Skull radiograph showing coils that have been plac Skull radiograph showing coils that have been placed during an intravascular embolization of a vein of Galen malformation. Note the ventriculoperitoneal shunt catheter in the anterior head region to relieve hydrocephalus.

Only a small number of patients with arteriovenous aneurysm have been reported.

Death usually results from cardiac failure or cerebral decompression.

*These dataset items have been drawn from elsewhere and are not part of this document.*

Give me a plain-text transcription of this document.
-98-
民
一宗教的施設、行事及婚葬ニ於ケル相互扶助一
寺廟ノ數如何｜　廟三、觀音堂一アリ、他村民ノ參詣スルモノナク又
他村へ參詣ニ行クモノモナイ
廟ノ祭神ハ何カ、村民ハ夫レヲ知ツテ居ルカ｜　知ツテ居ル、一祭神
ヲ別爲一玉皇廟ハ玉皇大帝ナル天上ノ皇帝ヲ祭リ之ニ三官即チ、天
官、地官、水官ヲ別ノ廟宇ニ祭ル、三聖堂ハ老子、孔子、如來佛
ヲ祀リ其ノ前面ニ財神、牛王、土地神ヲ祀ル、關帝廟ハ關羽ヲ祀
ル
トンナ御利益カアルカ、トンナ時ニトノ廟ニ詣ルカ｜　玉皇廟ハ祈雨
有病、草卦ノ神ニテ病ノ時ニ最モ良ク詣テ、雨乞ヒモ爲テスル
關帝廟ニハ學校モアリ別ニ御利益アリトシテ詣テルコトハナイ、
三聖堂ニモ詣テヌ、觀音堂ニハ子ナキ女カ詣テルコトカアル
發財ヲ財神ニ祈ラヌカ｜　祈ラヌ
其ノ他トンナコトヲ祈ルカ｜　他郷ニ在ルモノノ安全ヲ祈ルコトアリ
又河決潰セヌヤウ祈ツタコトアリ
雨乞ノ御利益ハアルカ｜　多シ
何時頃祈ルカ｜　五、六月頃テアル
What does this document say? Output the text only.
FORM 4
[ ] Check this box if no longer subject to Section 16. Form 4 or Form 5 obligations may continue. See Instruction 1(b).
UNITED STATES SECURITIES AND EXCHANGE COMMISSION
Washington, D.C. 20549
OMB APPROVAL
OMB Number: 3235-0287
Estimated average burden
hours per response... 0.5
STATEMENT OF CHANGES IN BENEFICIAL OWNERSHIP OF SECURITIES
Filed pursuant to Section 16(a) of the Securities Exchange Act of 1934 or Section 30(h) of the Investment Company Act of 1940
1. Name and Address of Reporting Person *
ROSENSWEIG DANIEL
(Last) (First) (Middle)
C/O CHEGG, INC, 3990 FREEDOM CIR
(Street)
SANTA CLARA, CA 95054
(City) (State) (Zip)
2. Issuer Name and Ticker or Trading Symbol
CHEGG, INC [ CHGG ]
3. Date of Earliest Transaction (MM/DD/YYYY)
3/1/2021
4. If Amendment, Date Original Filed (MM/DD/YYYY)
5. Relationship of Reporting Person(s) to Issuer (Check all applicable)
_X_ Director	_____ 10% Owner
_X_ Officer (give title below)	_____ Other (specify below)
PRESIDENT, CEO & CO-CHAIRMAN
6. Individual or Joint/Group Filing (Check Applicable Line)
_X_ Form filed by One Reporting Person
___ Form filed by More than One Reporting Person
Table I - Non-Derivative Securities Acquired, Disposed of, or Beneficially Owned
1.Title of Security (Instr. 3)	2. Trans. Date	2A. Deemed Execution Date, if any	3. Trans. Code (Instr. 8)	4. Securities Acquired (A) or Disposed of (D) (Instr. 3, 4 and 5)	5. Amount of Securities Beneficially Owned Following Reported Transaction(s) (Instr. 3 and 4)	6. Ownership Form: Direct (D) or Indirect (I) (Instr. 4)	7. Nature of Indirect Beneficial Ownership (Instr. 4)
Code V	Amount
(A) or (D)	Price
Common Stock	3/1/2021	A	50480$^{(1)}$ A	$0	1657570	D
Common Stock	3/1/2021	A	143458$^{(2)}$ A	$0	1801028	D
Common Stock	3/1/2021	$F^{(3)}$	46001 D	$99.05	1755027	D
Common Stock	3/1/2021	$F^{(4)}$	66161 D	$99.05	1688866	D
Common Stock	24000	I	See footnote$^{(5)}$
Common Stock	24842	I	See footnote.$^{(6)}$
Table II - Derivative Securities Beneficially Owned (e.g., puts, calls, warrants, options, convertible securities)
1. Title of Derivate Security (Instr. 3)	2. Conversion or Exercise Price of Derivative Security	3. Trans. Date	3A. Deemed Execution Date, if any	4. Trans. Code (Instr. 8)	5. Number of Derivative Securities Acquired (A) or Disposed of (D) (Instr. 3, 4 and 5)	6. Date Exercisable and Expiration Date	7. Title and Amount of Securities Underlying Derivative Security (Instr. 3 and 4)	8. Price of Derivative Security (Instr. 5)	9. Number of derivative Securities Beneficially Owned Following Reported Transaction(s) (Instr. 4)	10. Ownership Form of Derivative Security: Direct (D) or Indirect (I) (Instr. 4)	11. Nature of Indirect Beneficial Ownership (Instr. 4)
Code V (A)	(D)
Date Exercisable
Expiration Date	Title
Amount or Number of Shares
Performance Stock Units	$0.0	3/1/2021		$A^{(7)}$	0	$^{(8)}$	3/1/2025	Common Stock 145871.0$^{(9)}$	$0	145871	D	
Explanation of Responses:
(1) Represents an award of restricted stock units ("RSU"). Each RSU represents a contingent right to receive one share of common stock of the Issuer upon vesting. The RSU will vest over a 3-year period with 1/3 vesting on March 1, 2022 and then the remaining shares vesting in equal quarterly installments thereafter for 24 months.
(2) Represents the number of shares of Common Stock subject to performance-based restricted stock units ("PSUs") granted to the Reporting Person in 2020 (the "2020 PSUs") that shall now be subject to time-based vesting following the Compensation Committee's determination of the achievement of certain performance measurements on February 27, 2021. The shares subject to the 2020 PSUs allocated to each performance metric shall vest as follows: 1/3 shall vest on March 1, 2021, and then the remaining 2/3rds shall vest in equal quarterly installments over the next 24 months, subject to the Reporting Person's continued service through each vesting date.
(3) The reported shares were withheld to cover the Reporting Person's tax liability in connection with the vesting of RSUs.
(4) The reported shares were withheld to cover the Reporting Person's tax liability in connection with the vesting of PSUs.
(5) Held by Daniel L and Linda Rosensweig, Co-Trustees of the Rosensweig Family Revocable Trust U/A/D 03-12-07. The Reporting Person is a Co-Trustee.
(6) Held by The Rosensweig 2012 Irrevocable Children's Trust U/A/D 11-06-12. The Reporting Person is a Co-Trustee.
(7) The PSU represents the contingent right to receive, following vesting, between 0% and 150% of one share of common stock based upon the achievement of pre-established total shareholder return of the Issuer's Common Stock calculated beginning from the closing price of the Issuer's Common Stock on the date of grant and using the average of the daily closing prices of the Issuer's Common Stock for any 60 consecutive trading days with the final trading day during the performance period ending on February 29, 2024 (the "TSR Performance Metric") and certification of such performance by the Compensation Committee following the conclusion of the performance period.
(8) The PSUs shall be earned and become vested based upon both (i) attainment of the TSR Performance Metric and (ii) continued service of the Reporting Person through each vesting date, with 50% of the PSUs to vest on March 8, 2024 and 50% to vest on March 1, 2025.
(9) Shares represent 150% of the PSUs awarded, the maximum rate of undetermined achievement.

A few patients have been cured by surgical ligation of the arterial feeders from the posterior and middle cerebral arteries and plication of the aneurysm.

Some malformations thrombose spontaneously.

In some patients, malformation can be associated with subarachnoid bleeding.[15]

A study of 21 neonates demonstrated that poor outcomes included neurological manifestations at birth, focal cerebral parenchymal changes, calcification of cerebral tissue, tonsillar herniation, and two or more arterial feeders.[16] In infants with these features, consideration could be given to withholding aggressive intervention.

Optimal intervention is at age 4-5 months if clinical condition allows for deferral until that age.

The issue of progressive brain parenchymal loss was addressed in a recent study.[17]  Review of an assembled database of vein of Galen aneurysmal malformations between 2000 and 2014 found 251 patients. Of these patients, 83 were diagnosed prenatally. This study demonstrated that middle cerebral artery pseudofeeders were associated with impaired cerebral blood flow and were particularly at risk for further brain "melting" at birth. This factor was considered a negative prognostic indicator, particularly if associated with hydrocephalus. In the latter instance patients had congestive heart failure more frequently.[17]

Consultations

Neurosurgical evaluation should be obtained urgently to assess the extent and location of the VGAM and to treat hydrocephalus.

A cardiologist should evaluate the patient for congestive heart failure.

A neonatologist should help coordinate care and decide whether intubation and ventilatory support are required.

The infant should be assessed in a facility where interventional neuroradiologist expertise is available; should embolization be an option, this specialist can help with specific care.

 

Medication

Medication Summary

No specific medical therapy is available for VGAM.

 

Follow-up

Further Outpatient Care

Patient should be monitored for the development of hydrocephalus.

Further Inpatient Care

Infants who undergo surgical ligation or selective embolization should be reimaged to assess results of the therapeutic intervention.

Head circumference measurements should be obtained in patients who undergo ventriculoperitoneal shunt to treat hydrocephalus.

Transfer

Patients diagnosed with VGAM should be transferred to a tertiary neonatal intensive care unit where a pediatric neurologist, an interventional neuroradiologist, and a neurosurgeon are available for management of the infant.

Complications

More than half of patients with VGAM have a malformation that cannot be corrected. Patients frequently die in the neonatal period or in early infancy.